Pipeline Overview¶

Sources → Cohort → Vocabulary → Tokenizer → EventDataset → Model-ready Parquet

tab2seq is structured as a sequential pipeline where each stage produces a persistent artifact that feeds the next.

Stages¶

1. Sources¶

Source / SourceCollection declare the schema for each of your event tables — which columns are categorical, continuous, or temporal, and which are static entity-level attributes.

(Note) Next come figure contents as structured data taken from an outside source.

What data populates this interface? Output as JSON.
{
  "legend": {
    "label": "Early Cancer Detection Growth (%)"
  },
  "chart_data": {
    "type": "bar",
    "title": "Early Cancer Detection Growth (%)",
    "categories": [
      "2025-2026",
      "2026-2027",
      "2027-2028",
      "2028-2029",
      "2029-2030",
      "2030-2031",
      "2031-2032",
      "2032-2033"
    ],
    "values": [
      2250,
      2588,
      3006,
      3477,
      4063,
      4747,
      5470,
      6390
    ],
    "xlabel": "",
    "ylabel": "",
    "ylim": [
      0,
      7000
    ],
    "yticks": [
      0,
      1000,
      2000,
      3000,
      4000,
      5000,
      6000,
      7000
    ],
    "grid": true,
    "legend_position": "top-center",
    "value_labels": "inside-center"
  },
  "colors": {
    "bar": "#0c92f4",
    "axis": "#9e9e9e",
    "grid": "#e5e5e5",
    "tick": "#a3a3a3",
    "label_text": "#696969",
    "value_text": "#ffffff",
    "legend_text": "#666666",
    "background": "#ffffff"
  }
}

Sources are lazy: they hold config and a file path, and read data only when needed.

2. Cohort¶

Cohort resolves a consistent entity universe across all sources, applies inclusion/exclusion criteria, and generates deterministic train/val/test splits. The split table is stored as Parquet and reloaded on subsequent runs.

3. Vocabulary¶

Vocabulary is fitted on train entities only to prevent leakage. It maps categorical values to token strings and learns bin edges for continuous features. The fitted vocabulary is serialised so it can be reloaded without the raw data.

4. Tokenizer¶

Tokenizer wraps a fitted Vocabulary and applies it to produce integer token IDs from raw feature values.

5. EventDataset¶

EventDataset encodes all events into Parquet files partitioned by split. It computes relative-date features (e.g. age at event), handles static token embedding, and exposes four record access patterns.

Design principles¶

No leakage by construction. The vocabulary is fitted only on the training split, and the dataset builder enforces this boundary.

Parquet-first persistence. Every stage caches its output as Parquet. Rebuilding is skipped automatically unless you pass force_recompute=True.

Entity-centric records. The dataset exposes one record per entity (not one row per event), which maps directly to how Transformer models consume sequences.